El régimen resultante fue uno de entre varios equilibrios posibles. Fraga, por ejemplo, defendía un modelo bipartidista similar al británico, del que habría quedado excluido el PCE. En general, se da por sentado el superior pedigrí democrático de nuestro actual arreglo multipartidista y de representación proporcional, pero ¿lo es de verdad?
Tanto en los Estados Unidos como en la República Federal de Alemania de los años 70 el comunismo era ilegal y, aunque en Francia o Italia no lo era, existían pactos para mantenerlo fuera del poder. Hoy el PCE está sumido en la irrelevancia. Podemos, por consiguiente, mostrarnos generosos con sus herederos e incluso pretender educadamente que han sido unos campeones de la libertad, pero no existe ningún régimen comunista donde se respeten las libertades más elementales.
En cuanto a la representación proporcional, otorga a los partidos pequeños un peso decisivo a la hora de definir políticas e incluso de hacer y deshacer Gobiernos, lo cual va, como argumenta Karl Popper, contra la misma esencia de la proporcionalidad: «la idea de que la influencia de un partido debe corresponderse con el número de sus electores». ¿Cómo podemos considerar que el Reino Unido o Estados Unidos son menos democráticos que España, cuando aquí la Moncloa es rehén de un prófugo de la justicia que no ha recibido ni el 2% de los votos?
¡Viva el régimen del 78!
La Transición no fue inmaculada, pero eso no le resta mérito ni mucho menos la convierte en una «patraña piadosa».
Comparada con la Arcadia de dicha y abundancia que siempre promete y nunca cumple la extrema izquierda (y la izquierda no tan extrema), nuestra Constitución deja bastante que desear.

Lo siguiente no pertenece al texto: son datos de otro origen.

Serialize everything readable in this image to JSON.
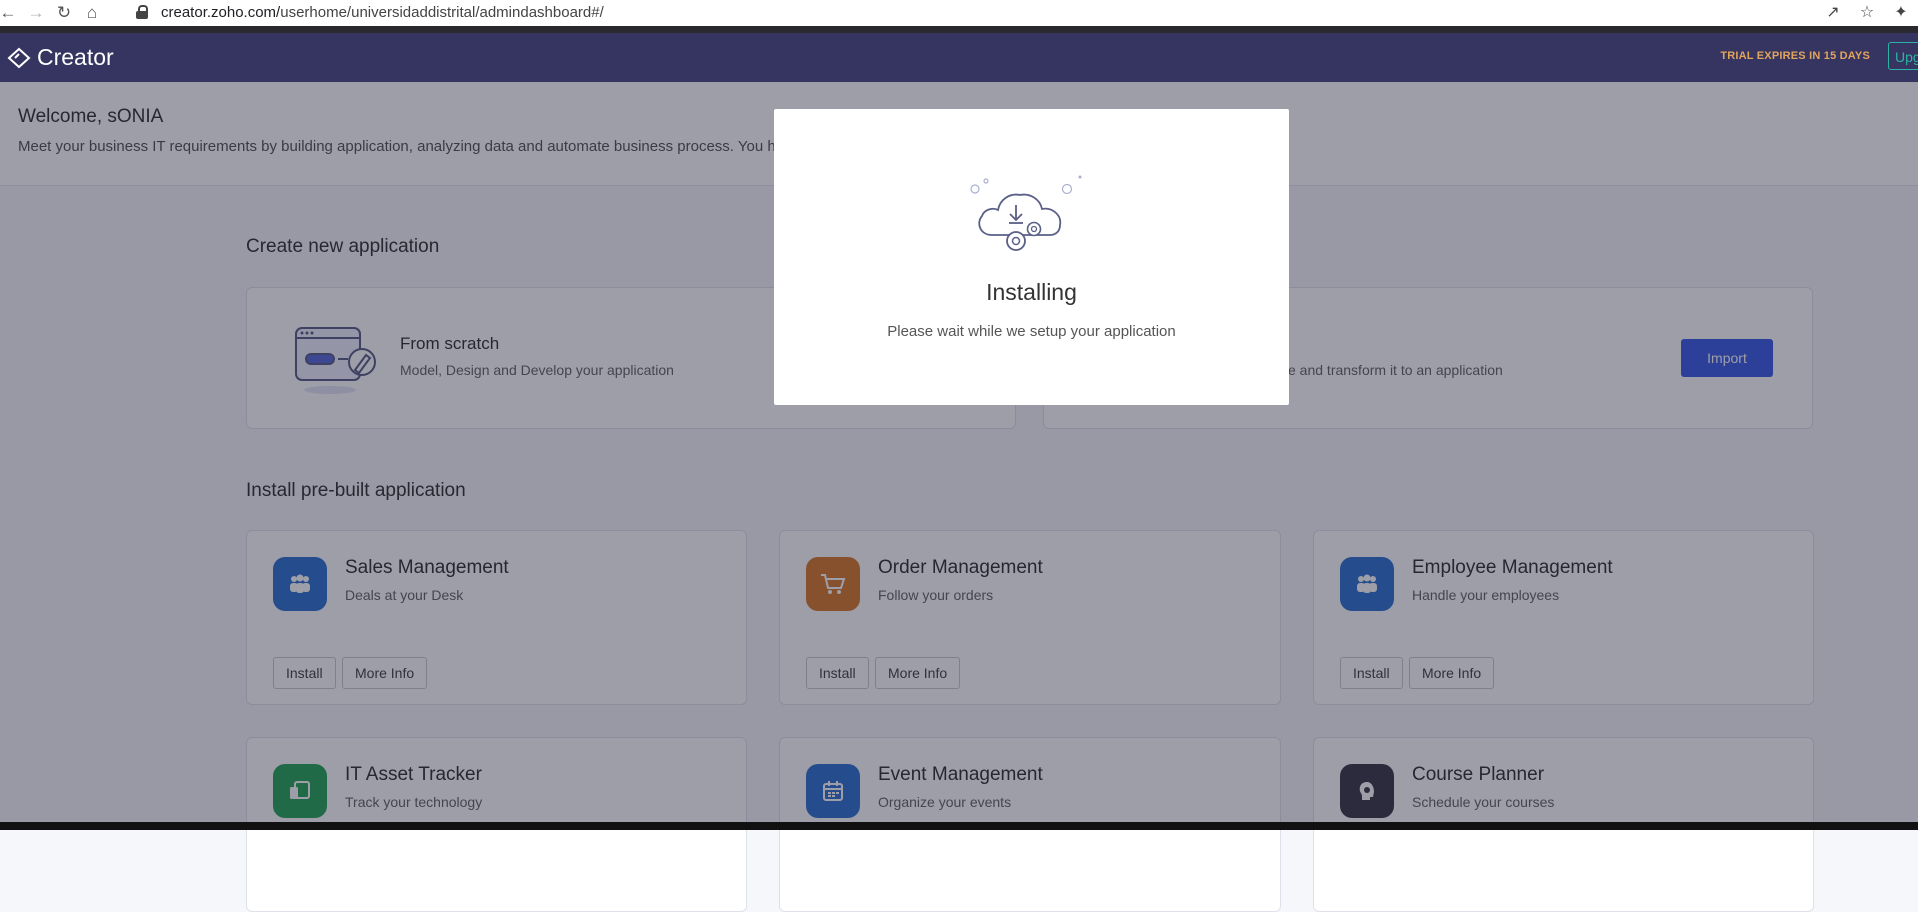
{
  "browser": {
    "url_host": "creator.zoho.com/",
    "url_path": "userhome/universidaddistrital/admindashboard#/",
    "back_icon": "arrow-left",
    "forward_icon": "arrow-right",
    "reload_icon": "reload",
    "home_icon": "home",
    "share_icon": "share",
    "star_icon": "star",
    "extensions_icon": "puzzle"
  },
  "header": {
    "app_name": "Creator",
    "trial_text": "TRIAL EXPIRES IN 15 DAYS",
    "upgrade_label": "Upg"
  },
  "welcome": {
    "title": "Welcome, sONIA",
    "subtitle": "Meet your business IT requirements by building application, analyzing data and automate business process. You ha"
  },
  "create_section": {
    "title": "Create new application",
    "scratch": {
      "title": "From scratch",
      "desc": "Model, Design and Develop your application"
    },
    "import": {
      "desc": "e and transform it to an application",
      "button": "Import"
    }
  },
  "prebuilt_section": {
    "title": "Install pre-built application",
    "install_label": "Install",
    "more_info_label": "More Info",
    "apps": [
      {
        "title": "Sales Management",
        "desc": "Deals at your Desk",
        "color": "#2f74d0",
        "icon": "people-icon"
      },
      {
        "title": "Order Management",
        "desc": "Follow your orders",
        "color": "#d77b2e",
        "icon": "cart-icon"
      },
      {
        "title": "Employee Management",
        "desc": "Handle your employees",
        "color": "#2f74d0",
        "icon": "people-icon"
      },
      {
        "title": "IT Asset Tracker",
        "desc": "Track your technology",
        "color": "#29a55a",
        "icon": "devices-icon"
      },
      {
        "title": "Event Management",
        "desc": "Organize your events",
        "color": "#2f74d0",
        "icon": "calendar-icon"
      },
      {
        "title": "Course Planner",
        "desc": "Schedule your courses",
        "color": "#3a3a48",
        "icon": "head-icon"
      }
    ]
  },
  "modal": {
    "title": "Installing",
    "subtitle": "Please wait while we setup your application"
  }
}
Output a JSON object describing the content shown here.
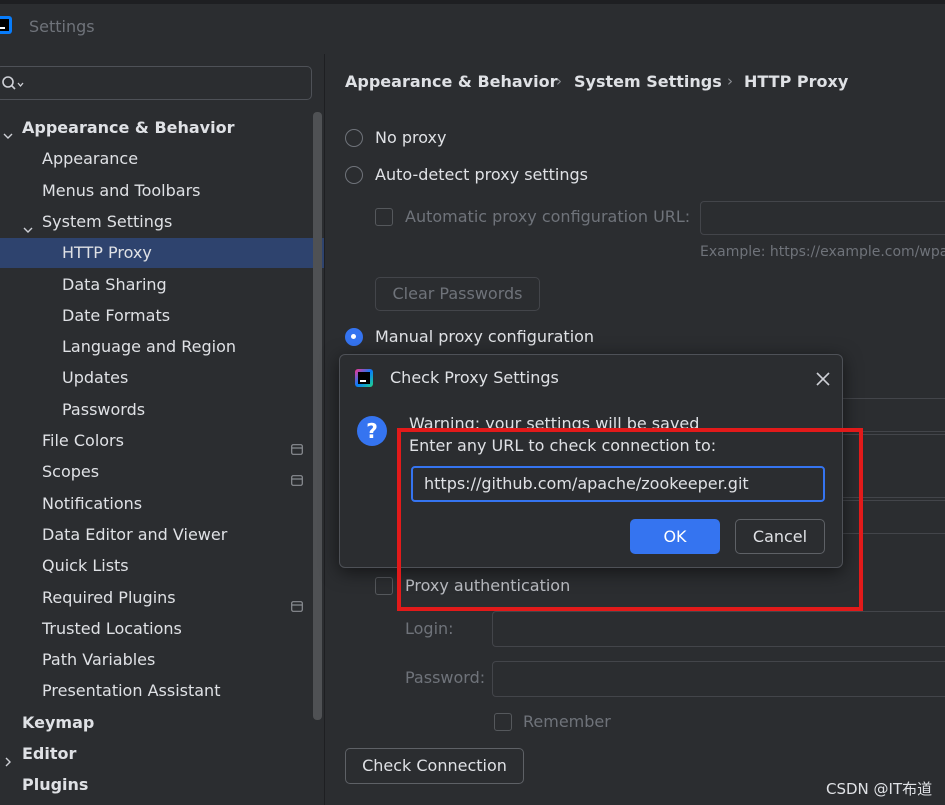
{
  "window": {
    "title": "Settings"
  },
  "search": {
    "placeholder": ""
  },
  "sidebar": {
    "items": [
      {
        "label": "Appearance & Behavior",
        "level": 0,
        "expanded": true
      },
      {
        "label": "Appearance",
        "level": 1
      },
      {
        "label": "Menus and Toolbars",
        "level": 1
      },
      {
        "label": "System Settings",
        "level": 1,
        "expanded": true
      },
      {
        "label": "HTTP Proxy",
        "level": 2,
        "selected": true
      },
      {
        "label": "Data Sharing",
        "level": 2
      },
      {
        "label": "Date Formats",
        "level": 2
      },
      {
        "label": "Language and Region",
        "level": 2
      },
      {
        "label": "Updates",
        "level": 2
      },
      {
        "label": "Passwords",
        "level": 2
      },
      {
        "label": "File Colors",
        "level": 1
      },
      {
        "label": "Scopes",
        "level": 1
      },
      {
        "label": "Notifications",
        "level": 1
      },
      {
        "label": "Data Editor and Viewer",
        "level": 1
      },
      {
        "label": "Quick Lists",
        "level": 1
      },
      {
        "label": "Required Plugins",
        "level": 1
      },
      {
        "label": "Trusted Locations",
        "level": 1
      },
      {
        "label": "Path Variables",
        "level": 1
      },
      {
        "label": "Presentation Assistant",
        "level": 1
      },
      {
        "label": "Keymap",
        "level": 0
      },
      {
        "label": "Editor",
        "level": 0,
        "collapsed": true
      },
      {
        "label": "Plugins",
        "level": 0
      }
    ]
  },
  "breadcrumb": [
    "Appearance & Behavior",
    "System Settings",
    "HTTP Proxy"
  ],
  "proxy": {
    "no_proxy": "No proxy",
    "auto_detect": "Auto-detect proxy settings",
    "auto_config_url": "Automatic proxy configuration URL:",
    "example": "Example: https://example.com/wpa",
    "clear_passwords": "Clear Passwords",
    "manual": "Manual proxy configuration",
    "proxy_auth": "Proxy authentication",
    "login": "Login:",
    "password": "Password:",
    "remember": "Remember",
    "check_connection": "Check Connection",
    "selected": "manual"
  },
  "dialog": {
    "title": "Check Proxy Settings",
    "warning": "Warning: your settings will be saved",
    "prompt": "Enter any URL to check connection to:",
    "url_value": "https://github.com/apache/zookeeper.git",
    "ok": "OK",
    "cancel": "Cancel"
  },
  "watermark": "CSDN @IT布道",
  "colors": {
    "accent": "#3574f0",
    "selection": "#2e436e",
    "highlight_box": "#e21a1a",
    "background": "#2b2d30"
  }
}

Pero de todos los equilibrios posibles, no fue en absoluto el peor. Aquello pudo acabar como el rosario de la aurora, activándose ese terrible resorte que nos mantiene a los españoles prestos a arrojarnos unos sobre otros. Por el contrario, hemos disfrutado de cuatro décadas largas de libertad y prosperidad, algo insólito para cualquiera familiarizado con la historia de España.
Incluso aunque fuera una patraña, ¿saben qué? Que tampoco está tan mal una cierta mitificación de la Transición. Después de todo, nos ha devuelto la confianza en nosotros mismos, nos ha cohesionado en torno a un proyecto ilusionante y contribuye, como señala Álvarez Junco, a «realzar los valores fundamentales de nuestro sistema».
Ese es el mensaje último del espléndido libro de Juan Fernández-Miranda y no puedo estar más de acuerdo.